Middle Eastern media are reporting on the resignation of the executive office at the Islamic Action Front (IAF), as the political wing of the Muslim Brotherhood. The resignation is said to be the result of criticism of the IAF Secretary-General by more moderate factions in the movement. According to a report in the Jordan Times:
Members of the executive office at the Islamic Action Front (IAF), the political wing of the Muslim Brotherhood, on Saturday tendered their resignations to the group’s shura council, according to party officials. The move put an end to weeks of speculations about fate of the office, as well as IAF Secretary General Zaki Bani Rsheid, who was at the centre of a disagreement among the group’s leadership. Bani Rsheid confirmed to The Jordan Times that he handed his resignation to the shura council, the group’s highest authority, after a meeting on Thursday. The council meeting was held behind closed doors late Thursday in a bid to contain growing differences within the group’s major ranks. Bani Rsheid refused to comment on the reasons behind his decision to resign a few months before his tenure at the helm of the party comes to an end. A Muslim Brotherhood statement said the shura council will decide on the future of the IAF executive office in light of the resignations. The shura council is expected to announce a caretaker for the party to prepare for early elections in the next few months, according to IAF sources. Several sources confirmed that Ishaq Farhan will be named as caretaker, with an official announcement expected in the next few days. Bani Rsheid, who has served as IAF secretary general for more than three years, has been at odds with a number of moderate IAF leaders over the party’s ties with Hamas and the group’s position on relations with the government, according to party sources.

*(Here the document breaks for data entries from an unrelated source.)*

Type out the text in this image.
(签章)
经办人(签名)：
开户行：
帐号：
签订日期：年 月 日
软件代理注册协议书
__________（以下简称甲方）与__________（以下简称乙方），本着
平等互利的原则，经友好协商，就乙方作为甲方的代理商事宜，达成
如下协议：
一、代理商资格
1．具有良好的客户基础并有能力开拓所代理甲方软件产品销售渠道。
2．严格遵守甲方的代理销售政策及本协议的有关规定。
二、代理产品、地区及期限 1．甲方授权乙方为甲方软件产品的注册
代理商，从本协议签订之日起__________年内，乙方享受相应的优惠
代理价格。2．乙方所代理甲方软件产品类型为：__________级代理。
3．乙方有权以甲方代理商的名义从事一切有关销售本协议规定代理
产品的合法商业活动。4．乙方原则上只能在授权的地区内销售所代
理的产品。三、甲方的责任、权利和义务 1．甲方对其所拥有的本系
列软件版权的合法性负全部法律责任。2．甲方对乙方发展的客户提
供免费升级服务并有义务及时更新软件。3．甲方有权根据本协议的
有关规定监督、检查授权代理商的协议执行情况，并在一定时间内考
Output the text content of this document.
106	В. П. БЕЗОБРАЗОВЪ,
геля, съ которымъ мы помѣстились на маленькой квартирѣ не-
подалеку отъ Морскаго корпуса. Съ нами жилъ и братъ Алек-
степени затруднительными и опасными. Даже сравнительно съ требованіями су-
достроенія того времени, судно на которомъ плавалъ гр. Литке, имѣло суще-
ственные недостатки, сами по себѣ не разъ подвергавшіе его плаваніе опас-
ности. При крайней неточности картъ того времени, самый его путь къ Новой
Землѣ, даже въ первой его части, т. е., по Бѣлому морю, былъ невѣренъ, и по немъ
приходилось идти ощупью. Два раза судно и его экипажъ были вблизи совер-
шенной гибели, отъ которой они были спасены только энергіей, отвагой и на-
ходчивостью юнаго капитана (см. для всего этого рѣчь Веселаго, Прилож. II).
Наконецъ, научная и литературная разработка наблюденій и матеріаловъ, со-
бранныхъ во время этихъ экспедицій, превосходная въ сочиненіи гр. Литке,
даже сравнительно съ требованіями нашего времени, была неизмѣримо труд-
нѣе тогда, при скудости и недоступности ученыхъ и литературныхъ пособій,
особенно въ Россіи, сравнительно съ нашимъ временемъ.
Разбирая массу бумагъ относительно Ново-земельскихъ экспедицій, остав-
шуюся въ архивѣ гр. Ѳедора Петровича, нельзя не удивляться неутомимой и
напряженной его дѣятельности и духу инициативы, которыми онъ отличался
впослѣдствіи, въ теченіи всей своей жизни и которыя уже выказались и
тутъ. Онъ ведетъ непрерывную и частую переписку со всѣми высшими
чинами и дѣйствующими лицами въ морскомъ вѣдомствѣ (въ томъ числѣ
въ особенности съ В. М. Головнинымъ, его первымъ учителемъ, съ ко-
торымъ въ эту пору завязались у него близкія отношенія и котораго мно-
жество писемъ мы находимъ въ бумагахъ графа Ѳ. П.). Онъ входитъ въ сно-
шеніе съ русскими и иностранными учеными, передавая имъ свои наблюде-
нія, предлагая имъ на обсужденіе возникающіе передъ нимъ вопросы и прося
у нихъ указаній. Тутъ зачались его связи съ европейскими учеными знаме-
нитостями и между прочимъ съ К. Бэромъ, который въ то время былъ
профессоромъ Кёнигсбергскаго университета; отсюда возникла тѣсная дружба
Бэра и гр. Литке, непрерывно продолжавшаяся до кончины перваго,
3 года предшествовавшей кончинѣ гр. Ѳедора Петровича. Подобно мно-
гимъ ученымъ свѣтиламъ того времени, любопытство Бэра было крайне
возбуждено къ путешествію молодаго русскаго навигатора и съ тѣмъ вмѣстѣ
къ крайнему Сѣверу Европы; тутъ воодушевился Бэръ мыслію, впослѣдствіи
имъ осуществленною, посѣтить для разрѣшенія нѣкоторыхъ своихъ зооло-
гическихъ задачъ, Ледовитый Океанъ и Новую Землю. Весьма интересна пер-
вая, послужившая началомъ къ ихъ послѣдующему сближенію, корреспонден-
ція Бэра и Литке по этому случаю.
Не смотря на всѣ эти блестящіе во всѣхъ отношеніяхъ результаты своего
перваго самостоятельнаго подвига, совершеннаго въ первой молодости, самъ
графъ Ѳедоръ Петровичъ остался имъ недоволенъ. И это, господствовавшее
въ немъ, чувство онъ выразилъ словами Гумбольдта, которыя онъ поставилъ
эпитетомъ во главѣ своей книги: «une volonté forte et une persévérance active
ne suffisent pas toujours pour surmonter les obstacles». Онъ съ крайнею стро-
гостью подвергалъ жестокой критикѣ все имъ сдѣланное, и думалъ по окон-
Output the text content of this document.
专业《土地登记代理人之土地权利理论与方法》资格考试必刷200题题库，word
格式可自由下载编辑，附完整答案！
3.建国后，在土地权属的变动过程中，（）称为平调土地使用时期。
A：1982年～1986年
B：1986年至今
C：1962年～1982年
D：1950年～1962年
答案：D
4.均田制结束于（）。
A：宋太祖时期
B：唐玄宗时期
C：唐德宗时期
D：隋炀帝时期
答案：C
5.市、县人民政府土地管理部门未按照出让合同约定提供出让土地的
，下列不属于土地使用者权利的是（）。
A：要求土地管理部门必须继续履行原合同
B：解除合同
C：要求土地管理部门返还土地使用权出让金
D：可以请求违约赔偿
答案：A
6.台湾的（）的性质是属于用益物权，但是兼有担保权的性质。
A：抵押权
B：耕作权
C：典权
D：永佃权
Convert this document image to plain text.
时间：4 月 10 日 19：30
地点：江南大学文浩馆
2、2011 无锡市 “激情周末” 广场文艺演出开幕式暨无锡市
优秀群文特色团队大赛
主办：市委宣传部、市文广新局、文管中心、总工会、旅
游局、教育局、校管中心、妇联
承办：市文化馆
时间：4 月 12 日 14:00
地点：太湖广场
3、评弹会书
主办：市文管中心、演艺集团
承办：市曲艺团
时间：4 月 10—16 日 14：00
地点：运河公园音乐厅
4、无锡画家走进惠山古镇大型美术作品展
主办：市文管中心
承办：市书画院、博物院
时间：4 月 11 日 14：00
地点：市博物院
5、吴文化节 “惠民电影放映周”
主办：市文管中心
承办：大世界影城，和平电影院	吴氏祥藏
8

Another report described the resignation of Mr. Rsheid as follows:
Bani Rsheid’s resignation came as a result of an internal conflict between the hawks and doves in the Muslim Brotherhood and its political arm, the IAF,” political analyst Mohammad Abu Rumman told AFP. “The conflict is related to the movement’s ties with Hamas. The doves do not want to be influenced by Hamas, while Bani Rsheid is considered close to Hamas.”
Ishaq Farhan, identified as the likely caretaker,is a Jordanian of Palestinian origin and a former education minister and senator. Mr. Farhan is also listed as a director of the International Institute of Islamic Thought (IIIT), founded in the U.S. in 1980 by important members of the Global Muslim Brotherhood who wished to promote the “Islamization of Knowledge.” IIIT was associated with the now defunct SAAR Foundation, a network of Islamic organizations located in Northern Virginia that was raided by the Federal government in March 2002 in connection with the financing of terrorism. A report in the Washington Post from June 2007 indicated that IIIT and the SAAR Foundation were still under investigation by the Justice Department at that time.